In this scheme the reflex of accountability completely disappears from the hierarchy of authority. The atomized population has no associations of active citizens who could freely initiate reforms and see to their implementation. That is why Ukrainian political leaders of all colors resort to a cynical measure: they pay the supernumeraries for demonstrating mass support. In other words, they simply buy votes. In this sense, any forms and manifestations of populism pose a direct threat to the nascent civil society with its respect for civil dignity.

The second serious threat is political moralization. It may have various forms – from appeals to real values of the national tradition to reliance on mythicized values which a political leader thinks the citizens should adhere to. Moralization about spiritual values is an easy way to conceal professional incapability.

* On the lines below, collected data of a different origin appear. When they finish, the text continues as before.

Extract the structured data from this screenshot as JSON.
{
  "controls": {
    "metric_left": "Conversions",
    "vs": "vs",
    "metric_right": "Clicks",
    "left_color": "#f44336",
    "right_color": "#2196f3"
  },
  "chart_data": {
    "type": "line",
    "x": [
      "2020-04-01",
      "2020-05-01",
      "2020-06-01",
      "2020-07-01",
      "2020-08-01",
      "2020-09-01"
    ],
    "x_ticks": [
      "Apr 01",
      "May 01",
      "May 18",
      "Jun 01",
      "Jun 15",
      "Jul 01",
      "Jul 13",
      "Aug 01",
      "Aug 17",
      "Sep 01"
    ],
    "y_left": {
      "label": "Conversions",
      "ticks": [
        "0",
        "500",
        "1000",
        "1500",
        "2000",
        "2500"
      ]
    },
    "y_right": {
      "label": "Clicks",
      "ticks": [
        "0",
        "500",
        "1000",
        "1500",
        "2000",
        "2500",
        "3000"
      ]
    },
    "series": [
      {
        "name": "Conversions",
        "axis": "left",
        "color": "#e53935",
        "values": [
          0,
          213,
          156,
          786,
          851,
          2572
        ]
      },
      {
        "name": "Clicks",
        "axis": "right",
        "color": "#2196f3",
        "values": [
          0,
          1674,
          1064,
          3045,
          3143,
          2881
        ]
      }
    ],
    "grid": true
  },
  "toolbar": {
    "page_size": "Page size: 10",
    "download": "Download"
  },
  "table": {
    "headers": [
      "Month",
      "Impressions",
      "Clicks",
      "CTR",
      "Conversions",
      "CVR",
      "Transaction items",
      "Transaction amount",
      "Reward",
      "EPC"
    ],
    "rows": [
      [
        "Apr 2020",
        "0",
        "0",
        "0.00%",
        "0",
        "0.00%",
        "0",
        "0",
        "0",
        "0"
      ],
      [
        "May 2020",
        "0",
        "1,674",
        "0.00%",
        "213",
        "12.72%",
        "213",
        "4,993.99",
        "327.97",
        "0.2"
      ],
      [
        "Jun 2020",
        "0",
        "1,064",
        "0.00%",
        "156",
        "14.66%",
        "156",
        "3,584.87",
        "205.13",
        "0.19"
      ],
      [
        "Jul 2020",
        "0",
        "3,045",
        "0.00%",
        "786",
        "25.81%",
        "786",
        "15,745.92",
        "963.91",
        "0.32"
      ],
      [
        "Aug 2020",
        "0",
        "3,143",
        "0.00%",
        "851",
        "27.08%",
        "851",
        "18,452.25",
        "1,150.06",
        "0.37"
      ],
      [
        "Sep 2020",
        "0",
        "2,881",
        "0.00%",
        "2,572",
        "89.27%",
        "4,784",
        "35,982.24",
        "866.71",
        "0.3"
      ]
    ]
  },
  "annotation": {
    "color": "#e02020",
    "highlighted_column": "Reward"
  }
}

Any society wants to hear words about lofty things like its global destination, to feel and share common spiritual values. In this sense, politicians ought to be a kind of “secular pastors.” The leaders who earnestly believe in their “noble mission” should always remember Aristotle’s words about a good state making good people and not good people making a good state. In relation to Ukraine this means that all is well until moralization replaces law and legal awareness.

The essence of any civil formation and a civil society in general consists of open declaration, protection, and promotion of public interests. This “public application of the mind,” as ancient theoreticians would call it, serves as a basis for democratic decision-making. This is why the Ukrainian civil centers are more inclined to argumentative dialog with authorities rather than to moral guidelines. They demand public hearings, discussions, and debates. Open civil activity increasingly gravitates toward rational substantiations. Mass media disseminate independent expert assessments and the people begin to heed them. It is impossible for an individual to defend his or her personal interests without the rule of law. Subsequently, it is impossible to defend the interests of civil groups without developing an entire system of civil law. It is not accidental that in the European community the rule of law is placed higher than the primacy of ethical norms. It is not accidental that in Ukraine, as well as other post-totalitarian countries, the most active NGO centers are human rights organizations. It is NGOs that initiated the Constitutional Assembly for resolving the permanent conflict of political interests in which each new political force tries to change the Constitution by its own design and to its own ends.

The third and most serious threat lies in the Ukrainian “parasitic” tradition inculcated by seven decades of the communist regime: the people wait for boons from a wise and just leader instead of seeking to earn their own benefits. It is totally different from what has long been accepted as an axiom in the West: an individual does not receive rights from the state – he has a priori rights that nobody can take away from him. The awareness of this axiom makes an individual a citizen.

According to the latest sociological surveys, 52 percent of Ukrainians justify corruption as a way of solving personal problems. What does this have to do with civil dignity and civil society?

Whatever pledges Ukrainian political leaders may make, these threats to the civil society do and will exist until this nation embarks on creating essential prerequisites for developing such a society. The key element of this policy must be unconditional abidance by the letter and spirit of the law. Very regrettably, even the politicians who claim to lead the new “democratic majority” do not demonstrate such abidance.

The Orange Revolution was only a prototype of a civil society in Ukraine, the road to which looks quite long.